Marshal E. Hyman & Associates actively pursues federal litigation in the Supreme Court, the Circuit Courts of Appeal, and the District Courts. In the Supreme Court and the Courts of Appeal, the firm litigates asylum applications, issues involving noncitizens convicted of crimes, and applications for immigration benefits such as adjustment of status, cancellation of removal, and 212(c) relief.  In the District Courts, the firms litigates issues involving delayed or denied applications for naturalization and adjustment of status and other immigration benefits, and petitions for writ of habeas corpus challenging prolonged detention in immigration custody.

Representative Published Decisions

Zhang v. Mukasey, 509 F.3d 313 (6th Cir. 2007). Rejected BIA precedent decision in Matter of Shanu, 23 I. & N. Dec. 754 (BIA 2005) and held that a noncitizen can only have one first date of admission for purposes of determining removability under 8 U.S.C. § 1227(a)(2)(A)(i).

Badwan v. Gonzales, 494 F.3d 566 (6th Cir. 2007). Overturned BIA decision denying motion for continuance, thereby allowing noncitizen to apply for lawful permanent residency.

Matovski v. Gonzales, 494 F.3d 722 (6th Cir. 2007). Rejected BIA precedent decision in Matter of Perez Vargas, 23 I. & N. Dec. 829 (BIA 2005). Resulted in noncitizens being allowed to apply for lawful permanent residency in removal proceedings based on the job flexibility provisions of 8 U.S.C. § 1154(j).

Pickering v. Gonzales, 465 F.3d 263 (6th Cir. 2006). Overturned precedential BIA decision and terminated proceedings based on setting aside of noncitizen’s conviction.

Macotaj v. Gonzales, 424 F.3d 464 (6th Cir. 2005). The Sixth Circuit has the authority to retroactively stay voluntary departure to the date of the filing of a motion for stay of removal.

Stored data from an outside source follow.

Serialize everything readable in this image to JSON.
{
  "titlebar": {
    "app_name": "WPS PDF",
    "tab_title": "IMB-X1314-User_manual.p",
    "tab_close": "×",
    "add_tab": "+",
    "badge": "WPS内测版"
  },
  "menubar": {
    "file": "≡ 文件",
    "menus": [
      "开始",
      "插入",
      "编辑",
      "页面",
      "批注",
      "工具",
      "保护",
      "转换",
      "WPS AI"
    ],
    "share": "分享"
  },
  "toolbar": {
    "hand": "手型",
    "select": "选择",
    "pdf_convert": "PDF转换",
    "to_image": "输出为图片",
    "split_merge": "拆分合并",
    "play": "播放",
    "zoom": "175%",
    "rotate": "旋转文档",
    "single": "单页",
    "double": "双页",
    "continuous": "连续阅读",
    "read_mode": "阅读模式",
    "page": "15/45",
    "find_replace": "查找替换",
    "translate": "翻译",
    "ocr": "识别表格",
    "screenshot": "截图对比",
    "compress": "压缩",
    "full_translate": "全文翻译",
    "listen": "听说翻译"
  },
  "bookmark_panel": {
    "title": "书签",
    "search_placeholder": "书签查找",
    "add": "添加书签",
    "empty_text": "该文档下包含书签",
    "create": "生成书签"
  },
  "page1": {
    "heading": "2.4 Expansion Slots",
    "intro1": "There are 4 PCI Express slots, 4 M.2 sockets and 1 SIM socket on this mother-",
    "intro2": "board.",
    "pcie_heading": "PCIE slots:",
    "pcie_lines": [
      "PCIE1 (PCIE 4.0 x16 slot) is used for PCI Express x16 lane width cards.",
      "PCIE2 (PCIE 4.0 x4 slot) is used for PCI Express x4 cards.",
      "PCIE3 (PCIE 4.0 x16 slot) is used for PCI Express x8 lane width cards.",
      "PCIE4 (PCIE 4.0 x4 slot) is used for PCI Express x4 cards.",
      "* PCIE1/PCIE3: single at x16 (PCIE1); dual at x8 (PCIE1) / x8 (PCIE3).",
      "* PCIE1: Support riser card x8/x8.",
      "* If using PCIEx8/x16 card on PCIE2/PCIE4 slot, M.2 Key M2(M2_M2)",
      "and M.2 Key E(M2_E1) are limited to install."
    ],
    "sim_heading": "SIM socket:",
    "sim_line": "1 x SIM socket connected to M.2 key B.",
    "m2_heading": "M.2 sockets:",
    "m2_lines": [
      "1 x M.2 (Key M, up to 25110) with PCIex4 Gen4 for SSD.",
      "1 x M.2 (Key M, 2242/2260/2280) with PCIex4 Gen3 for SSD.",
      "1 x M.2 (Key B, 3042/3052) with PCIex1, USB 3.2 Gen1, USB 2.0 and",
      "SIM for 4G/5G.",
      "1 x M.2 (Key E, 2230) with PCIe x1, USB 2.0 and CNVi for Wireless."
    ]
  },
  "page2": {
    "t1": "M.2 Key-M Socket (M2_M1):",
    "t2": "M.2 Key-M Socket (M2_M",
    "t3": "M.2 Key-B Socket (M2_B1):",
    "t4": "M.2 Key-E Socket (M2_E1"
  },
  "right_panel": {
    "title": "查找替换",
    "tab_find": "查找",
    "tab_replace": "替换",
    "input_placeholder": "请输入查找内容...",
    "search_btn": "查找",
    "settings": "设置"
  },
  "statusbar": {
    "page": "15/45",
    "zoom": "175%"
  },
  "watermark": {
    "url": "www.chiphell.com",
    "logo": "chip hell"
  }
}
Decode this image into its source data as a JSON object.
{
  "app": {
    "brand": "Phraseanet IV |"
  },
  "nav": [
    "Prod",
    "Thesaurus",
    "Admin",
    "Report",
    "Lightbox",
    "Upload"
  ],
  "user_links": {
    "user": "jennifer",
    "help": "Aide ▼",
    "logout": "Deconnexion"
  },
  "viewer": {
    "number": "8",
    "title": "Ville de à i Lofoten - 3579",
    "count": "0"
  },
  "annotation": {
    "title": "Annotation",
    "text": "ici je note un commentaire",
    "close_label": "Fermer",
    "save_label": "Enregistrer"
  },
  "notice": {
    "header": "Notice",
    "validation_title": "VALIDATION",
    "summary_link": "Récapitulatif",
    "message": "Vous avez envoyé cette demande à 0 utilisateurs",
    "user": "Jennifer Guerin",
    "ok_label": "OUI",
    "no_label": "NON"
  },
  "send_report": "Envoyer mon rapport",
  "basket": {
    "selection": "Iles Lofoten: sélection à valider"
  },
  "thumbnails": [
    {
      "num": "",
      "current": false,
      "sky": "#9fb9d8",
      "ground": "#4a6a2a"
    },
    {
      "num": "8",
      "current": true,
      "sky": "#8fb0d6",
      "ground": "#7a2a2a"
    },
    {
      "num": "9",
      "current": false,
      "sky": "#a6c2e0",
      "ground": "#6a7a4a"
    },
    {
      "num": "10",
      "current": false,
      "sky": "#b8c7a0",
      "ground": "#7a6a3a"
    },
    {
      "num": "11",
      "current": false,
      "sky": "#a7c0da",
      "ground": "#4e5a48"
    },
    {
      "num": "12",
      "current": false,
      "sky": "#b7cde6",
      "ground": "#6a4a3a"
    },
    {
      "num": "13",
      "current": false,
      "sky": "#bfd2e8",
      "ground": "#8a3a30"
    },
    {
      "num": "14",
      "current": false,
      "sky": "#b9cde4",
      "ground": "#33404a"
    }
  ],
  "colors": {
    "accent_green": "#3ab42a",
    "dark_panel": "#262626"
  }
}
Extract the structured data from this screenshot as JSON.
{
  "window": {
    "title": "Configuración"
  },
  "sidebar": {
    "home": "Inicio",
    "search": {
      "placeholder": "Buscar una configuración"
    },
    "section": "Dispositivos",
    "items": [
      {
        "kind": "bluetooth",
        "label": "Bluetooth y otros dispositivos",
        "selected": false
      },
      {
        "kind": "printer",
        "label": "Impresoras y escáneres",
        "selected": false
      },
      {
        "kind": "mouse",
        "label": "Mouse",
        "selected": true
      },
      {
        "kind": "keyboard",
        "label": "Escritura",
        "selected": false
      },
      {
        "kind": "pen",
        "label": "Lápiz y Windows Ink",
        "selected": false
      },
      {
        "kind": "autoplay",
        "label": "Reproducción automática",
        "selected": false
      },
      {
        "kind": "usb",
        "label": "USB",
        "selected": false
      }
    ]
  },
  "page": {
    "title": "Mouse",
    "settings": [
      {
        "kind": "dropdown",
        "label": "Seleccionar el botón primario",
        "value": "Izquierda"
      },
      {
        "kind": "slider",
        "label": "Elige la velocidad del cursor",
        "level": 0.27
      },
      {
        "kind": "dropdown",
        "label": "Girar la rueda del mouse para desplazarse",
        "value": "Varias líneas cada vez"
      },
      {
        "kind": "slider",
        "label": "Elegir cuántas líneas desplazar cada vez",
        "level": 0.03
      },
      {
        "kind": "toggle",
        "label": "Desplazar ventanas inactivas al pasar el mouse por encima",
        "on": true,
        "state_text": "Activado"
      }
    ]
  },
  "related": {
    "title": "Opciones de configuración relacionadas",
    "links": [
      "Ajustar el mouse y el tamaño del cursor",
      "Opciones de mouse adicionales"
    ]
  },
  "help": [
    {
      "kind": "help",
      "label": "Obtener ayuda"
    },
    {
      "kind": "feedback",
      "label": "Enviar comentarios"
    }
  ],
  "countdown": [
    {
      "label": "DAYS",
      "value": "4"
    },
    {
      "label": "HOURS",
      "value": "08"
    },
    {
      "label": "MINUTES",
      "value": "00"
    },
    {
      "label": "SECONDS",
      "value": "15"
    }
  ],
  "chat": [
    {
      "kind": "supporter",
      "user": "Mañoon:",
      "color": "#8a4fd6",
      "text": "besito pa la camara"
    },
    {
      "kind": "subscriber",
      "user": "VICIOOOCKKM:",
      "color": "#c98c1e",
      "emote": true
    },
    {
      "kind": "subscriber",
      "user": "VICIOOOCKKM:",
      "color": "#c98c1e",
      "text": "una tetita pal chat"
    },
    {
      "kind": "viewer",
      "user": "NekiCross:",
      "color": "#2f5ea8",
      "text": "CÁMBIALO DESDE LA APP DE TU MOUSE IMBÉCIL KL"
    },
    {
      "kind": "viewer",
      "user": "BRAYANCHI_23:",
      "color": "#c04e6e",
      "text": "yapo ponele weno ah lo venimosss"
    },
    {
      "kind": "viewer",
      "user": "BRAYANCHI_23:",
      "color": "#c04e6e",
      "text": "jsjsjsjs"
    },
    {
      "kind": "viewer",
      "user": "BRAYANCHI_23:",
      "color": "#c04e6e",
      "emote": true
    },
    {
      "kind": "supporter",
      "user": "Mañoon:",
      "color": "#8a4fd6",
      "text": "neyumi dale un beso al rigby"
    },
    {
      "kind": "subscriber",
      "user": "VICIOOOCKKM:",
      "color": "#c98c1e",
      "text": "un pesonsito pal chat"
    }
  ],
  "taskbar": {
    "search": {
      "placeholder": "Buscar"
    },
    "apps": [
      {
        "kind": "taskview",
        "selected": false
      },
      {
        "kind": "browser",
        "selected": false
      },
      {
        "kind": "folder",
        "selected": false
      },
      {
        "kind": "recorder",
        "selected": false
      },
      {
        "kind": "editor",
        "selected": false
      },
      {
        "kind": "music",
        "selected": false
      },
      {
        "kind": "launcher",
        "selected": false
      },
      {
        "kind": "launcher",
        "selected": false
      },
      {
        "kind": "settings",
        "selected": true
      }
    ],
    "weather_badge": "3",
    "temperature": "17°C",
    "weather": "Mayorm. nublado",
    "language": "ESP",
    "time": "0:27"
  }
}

Liti v. Gonzales, 411 F.3d 611 ((6th Cir. 2005). Remand for consideration of whether applicant is eligible for humanitarian asylum.

Buletini v. INS, 860 F. Supp. 1222 (E.D. Mich. 1994). Overturned INS’s denial of visa petition for a physician of “extraordinary ability.”

Probert v. INS, 954 F.2d 1253 (6th Cir. 1992) and 750 F. Supp. 252 (E.D. Mich. 1990). Ordered release of noncitizen based on issuance of Judicial Recommendation Against Deportation.

State v. Martinez, 105 Wash. App. 775 (Wash. App. 2001). Overturned conviction based on violation of confrontation clause when a confidential informant failed to testify in court. Also overturned conviction for insufficient evidence where only admissible evidence was defendant’s mere presence at a prearranged drug buy.

State v. Mendoza-Lopez, 105 Wash. App. 382 (Wash App. 2001). Overturned three year old conviction where defendant did not waive his right to a juvenile declination hearing.